Tykwer mostra uma Paris que realmente parece mal cheirosa, suja, com suas ruas enlameadas, o chão do mercado coberto por restos de peixe, vermes, verduras, excremento. É neste ambiente que o recém-nascido Jean-Baptiste é abandonado pela mãe logo depois do parto. Ele é encontrado e levado a um orfanato, onde logo se vê que ele não é uma criança normal. A edição do filme mostra em planos rápidos as coisas que o bebê consegue cheirar com seu senso de olfato fora do comum. Além das imagens e da ótima reconstituição de época, a música também é usada para conseguir transmitir o cheiro das coisas. Há uma ótima seqüência quando vemos a primeira vez que Jean-Baptiste, já crescido (interpretado por Ben Whishaw), vai parar nas ruas de Paris. É lá que ele descobre o cheiro mais maravilhoso que já sentiu, o do corpo de uma vendedora de frutas, que ele passa a seguir. Mesmo adulto, ele ainda é como uma criança crescida e curiosa, e a garota acaba se tornando, acidentalmente, sua primeira vítima. Mas aparentemente ele nem se dá conta do que aconteceu. A única coisa que importa para ele é cheirar todo o corpo da moça, da cabeça aos pés. É então que descobre seu propósito na vida: ele quer descobrir como preservar o cheiro das coisas.
"Perfume" é daquele tipo de filme fascinante que, mesmo a contragosto, nos faz torcer pelo assassino. Jean-Baptiste é uma espécie de artista, misto de gênio e de psicopata, cuja vida complicada não lhe deu as condições mínimas de saber se comportar como um ser humano decente. Sua figura maltrapilha andando por entre as ruas de Paris me fez lembrar de Mowgli, o menino-lobo, ou mesmo de Tarzan, o homem-macaco. Ele sem dúvida é um assassino, e cada vez mais calculista com o decorrer do filme, mas parece agir mais por instinto do que por maldade. Dustin Hoffman (cuja persona atrapalha um pouco a aceitação dele como um perfumista italiano) passa a Jean-Baptiste seus conhecimentos em troca das fórmulas para novos perfumes, que lhe rendem uma fortuna. É também de Hoffman que Jean-Baptiste aprende que um bom perfume é feito com 12 essências (mais uma 13ª, que pode ser apenas lendária), que formam seus "acordes". Jean-Baptiste parte para a cidade de Grasse onde aprende a técnica da "eflorescência", que consistiria em retirar lentamente o perfume de uma flor enquanto ela está morrendo. Não demora muito, Jean-Baptiste está usando desses conhecimentos para tentar retirar a "essência" do próprio ser humano (ou, no caso, mulheres jovens e bonitas), que ele começa a matar para suas experiências.

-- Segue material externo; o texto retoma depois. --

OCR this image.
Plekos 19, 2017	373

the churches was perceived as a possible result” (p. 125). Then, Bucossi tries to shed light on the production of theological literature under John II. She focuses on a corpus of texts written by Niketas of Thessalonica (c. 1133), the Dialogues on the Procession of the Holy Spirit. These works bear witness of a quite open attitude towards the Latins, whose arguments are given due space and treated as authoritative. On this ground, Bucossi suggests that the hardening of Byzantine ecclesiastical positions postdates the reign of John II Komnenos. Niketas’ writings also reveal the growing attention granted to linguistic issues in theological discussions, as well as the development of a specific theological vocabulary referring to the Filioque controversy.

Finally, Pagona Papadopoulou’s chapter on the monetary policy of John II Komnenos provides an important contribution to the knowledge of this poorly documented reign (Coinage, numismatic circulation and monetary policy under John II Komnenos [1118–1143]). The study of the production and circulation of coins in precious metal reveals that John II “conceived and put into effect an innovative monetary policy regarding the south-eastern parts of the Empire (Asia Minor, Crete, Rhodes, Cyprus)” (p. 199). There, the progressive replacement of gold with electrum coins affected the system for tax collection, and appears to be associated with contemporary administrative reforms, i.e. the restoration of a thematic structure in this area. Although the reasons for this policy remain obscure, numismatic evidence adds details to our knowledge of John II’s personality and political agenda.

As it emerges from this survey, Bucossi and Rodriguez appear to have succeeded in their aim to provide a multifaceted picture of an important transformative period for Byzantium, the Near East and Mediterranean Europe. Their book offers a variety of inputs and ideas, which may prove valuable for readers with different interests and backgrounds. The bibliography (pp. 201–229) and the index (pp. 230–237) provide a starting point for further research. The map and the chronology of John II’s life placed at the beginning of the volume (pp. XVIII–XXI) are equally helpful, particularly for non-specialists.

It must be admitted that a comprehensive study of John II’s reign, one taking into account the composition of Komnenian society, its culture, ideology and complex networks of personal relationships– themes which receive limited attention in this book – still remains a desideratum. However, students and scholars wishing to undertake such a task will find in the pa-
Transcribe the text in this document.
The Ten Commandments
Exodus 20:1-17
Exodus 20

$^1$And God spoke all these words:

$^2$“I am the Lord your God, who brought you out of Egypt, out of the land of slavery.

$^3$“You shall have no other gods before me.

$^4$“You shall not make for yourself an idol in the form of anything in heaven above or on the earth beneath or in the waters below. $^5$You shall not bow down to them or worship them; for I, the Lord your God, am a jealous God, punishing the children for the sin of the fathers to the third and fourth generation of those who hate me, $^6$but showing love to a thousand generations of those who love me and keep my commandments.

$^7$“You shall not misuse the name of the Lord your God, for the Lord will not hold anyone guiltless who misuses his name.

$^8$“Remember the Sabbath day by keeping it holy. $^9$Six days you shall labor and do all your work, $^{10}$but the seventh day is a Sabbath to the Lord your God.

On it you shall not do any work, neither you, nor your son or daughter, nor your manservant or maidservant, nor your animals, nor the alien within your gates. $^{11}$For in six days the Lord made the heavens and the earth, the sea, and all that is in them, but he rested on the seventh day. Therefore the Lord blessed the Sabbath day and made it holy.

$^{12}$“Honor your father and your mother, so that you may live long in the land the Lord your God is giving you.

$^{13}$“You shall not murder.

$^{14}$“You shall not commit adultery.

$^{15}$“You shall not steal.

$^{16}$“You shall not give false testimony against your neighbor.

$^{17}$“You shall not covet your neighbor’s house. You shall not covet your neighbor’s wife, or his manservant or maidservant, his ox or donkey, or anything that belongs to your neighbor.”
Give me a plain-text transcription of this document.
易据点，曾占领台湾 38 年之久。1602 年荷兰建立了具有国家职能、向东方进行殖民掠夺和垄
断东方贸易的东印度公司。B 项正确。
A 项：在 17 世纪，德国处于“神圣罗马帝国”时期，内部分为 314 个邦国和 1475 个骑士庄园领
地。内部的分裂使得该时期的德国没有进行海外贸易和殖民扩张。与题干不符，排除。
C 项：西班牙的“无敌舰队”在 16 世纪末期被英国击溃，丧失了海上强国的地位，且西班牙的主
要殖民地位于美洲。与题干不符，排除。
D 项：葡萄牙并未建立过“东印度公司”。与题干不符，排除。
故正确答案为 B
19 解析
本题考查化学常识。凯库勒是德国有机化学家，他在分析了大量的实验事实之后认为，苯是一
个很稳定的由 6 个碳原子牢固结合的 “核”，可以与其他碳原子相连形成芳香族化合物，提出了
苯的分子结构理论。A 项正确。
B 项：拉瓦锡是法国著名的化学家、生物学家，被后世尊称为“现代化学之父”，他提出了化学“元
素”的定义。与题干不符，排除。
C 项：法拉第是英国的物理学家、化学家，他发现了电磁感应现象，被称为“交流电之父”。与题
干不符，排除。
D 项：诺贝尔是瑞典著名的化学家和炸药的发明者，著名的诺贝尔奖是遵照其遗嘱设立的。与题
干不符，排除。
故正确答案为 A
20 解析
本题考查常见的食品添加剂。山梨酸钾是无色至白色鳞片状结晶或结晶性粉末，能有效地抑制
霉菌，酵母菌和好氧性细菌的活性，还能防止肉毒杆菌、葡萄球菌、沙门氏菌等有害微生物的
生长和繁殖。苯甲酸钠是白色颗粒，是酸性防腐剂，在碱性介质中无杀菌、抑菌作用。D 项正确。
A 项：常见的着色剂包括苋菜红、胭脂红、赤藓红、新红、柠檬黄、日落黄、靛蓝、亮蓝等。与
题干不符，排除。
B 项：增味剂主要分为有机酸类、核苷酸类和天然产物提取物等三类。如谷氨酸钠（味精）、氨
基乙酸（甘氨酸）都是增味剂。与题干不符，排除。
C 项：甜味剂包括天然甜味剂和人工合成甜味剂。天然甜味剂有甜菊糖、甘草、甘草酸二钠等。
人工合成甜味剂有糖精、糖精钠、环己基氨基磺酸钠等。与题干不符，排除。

Pena que, mais para o final, o filme tome ares cada vez mais fantásticos, fugindo completamente do plausível, culminando com um final, em aberto, que me pareceu simbólico. Mesmo assim, ele não deixa de ser sempre fascinante. O bom elenco ainda conta com Alan Rickman como o pai de uma das garotas que atraem a atenção de Jean-Baptiste. Disponível em DVD.